Alte Ehepaare kennen das Phänomen: Wenn man lange genug zusammengelebt hat, passt man sich, bewusst oder unbewusst, einander an. Angesichts der Tatsache, dass Mensch und Rind es nun schon seit fast 10000 Jahren zusammen aushalten, ist es nicht verwunderlich, dass auch diese zwei zunächst recht unterschiedlich wirkenden Arten sich im Lauf der Zeit maßgeblich durch den Einfluss des anderen verändert haben. Sie bilden die vielleicht engste Symbiose, die es unter Säugetieren gibt.

Auch wenn die Kuh auf den ersten Blick Natur zu sein scheint, so ist sie doch eine Erfindung des Menschen. Ursprünglich gab es nämlich, vereinfachend gesagt, nur zwei verschiedene Sorten von Rindern: erstens den Bos primigenius primigenius , umgangssprachlich als Auerochse oder Ur bezeichnet. Er wurde in der Jungsteinzeit domestiziert und gilt als Vorfahr unserer heutigen westlichen Rinderrassen. Das Ur war, wie Cäsar in De bello Gallico berichtet, fast so groß wie ein Elefant und verfügte über gewaltige »Kraft und Behendigkeit«, was das Tier allerdings nicht vor der Ausrottung durch den Menschen bewahrte, das letzte Exemplar starb 1627 in Polen. Auf dem indischen Subkontinent war die zweite Form des Urs beheimatet, der asiatische Auerochse. Aus ihm entwickelten sich die indischen Hausrindrassen, die Zebus.

Innerhalb dieser beiden Ur-Rassen gab es vermutlich bereits verschiedene, an die jeweiligen klimatischen und geografischen Gegebenheiten angepasste sogenannte Landschläge. Doch erst durch den züchterischen Einfluss des Menschen entstand das breit gefächerte Spektrum von ungefähr 600 verschiedenen Rinderrassen, das es heute gibt. Spätestens seit der Engländer Robert Bakewell sowie die Gebrüder Collins im 18. Jahrhundert die moderne Rinderzucht begründeten, handelt es sich bei der Kuh um eine zunehmend funktional ausdifferenzierte Konstruktion. Hochleistungskühe vom Typ der Holstein-Friesian geben heute innerhalb von zwei Wochen mehr Milch als ein preußisches Rind Anfang des 19. Jahrhunderts im Lauf eines ganzen Jahres. Ihre Vermehrung geschieht vorwiegend durch künstliche Besamung oder durch Embryonentransfer, besonders ertragreiche Spitzenexemplare werden durch Klonung exakt kopiert. Kühe sind, in den Worten des Philosophen Vilém Flusser, »effiziente Maschinen zum Verwandeln von Gras in Milch«.

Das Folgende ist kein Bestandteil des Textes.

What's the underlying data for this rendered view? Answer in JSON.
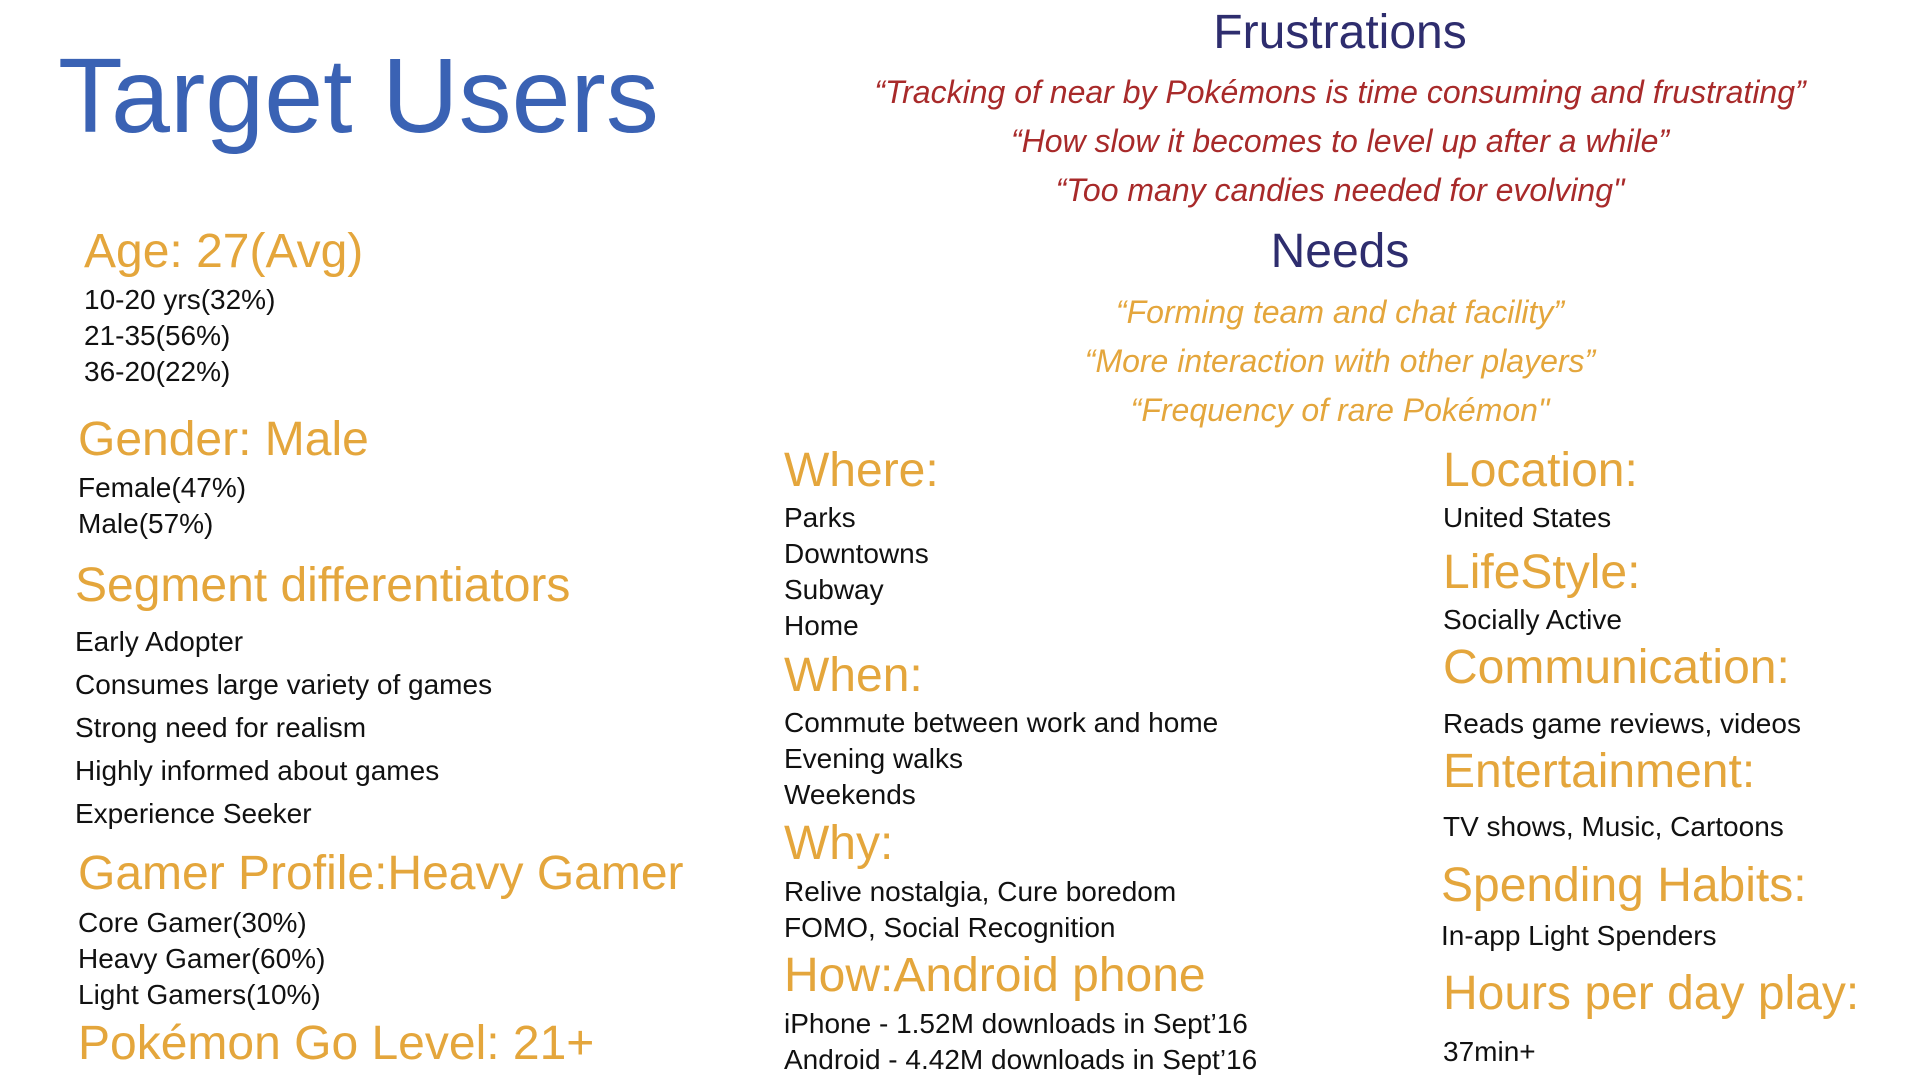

Der Mensch unterjochte die Kuh – die Kuh aber machte sich auch den Menschen und dessen Abhängigkeit von ihr als Milch-, Fleisch- und Zugtier zunutze. Mit den europäischen Kolonisatoren eroberten die ursprünglich in der Gegend des heutigen Iran, Pakistan und nordwestlichen Indien beheimateten Rinder den gesamten Globus. Als Christoph Kolumbus 1494 zum zweiten Mal nach Amerika segelte, brachte er die ersten Kühe in die Neue Welt. Im Lauf des 16. Jahrhunderts breiteten sie sich im Gefolge der spanischen Konquistadoren und Missionare über Mittel- und Südamerika aus. Und im 19. Jahrhundert wurden Australien und Neuseeland als Weideländer für den stetig wachsenden Rindfleischhunger des britischen Imperiums erschlossen.

Die Kühe formten dabei maßgeblich das Antlitz der Erde, wie wir es kennen: Nicht nur die mitteleuropäische Kulturlandschaft mit ihrem Wechsel von Äckern, Weiden und Wäldern, auch die Prärien Nordamerikas sowie die riesigen, von Erosion bedrohten Kahlschlaggebiete in Mittel- und Südamerika, wo Millionen Hektar tropischen Regenwalds Platz für Viehweiden machen mussten, sind Resultate der Rinderhaltung. Knapp 1,3 Milliarden Rinder grasen heutzutage auf der Erde, ihre Versorgung mit Gras und Futtergetreide beansprucht fast ein Viertel der landwirtschaftlichen Nutzfläche. Rinder stellen die zahlenmäßig stärkste Großsäugerart der Erdgeschichte dar. Ihr Gesamtgewicht übersteigt das der menschlichen Erdbevölkerung um mehr als das Doppelte.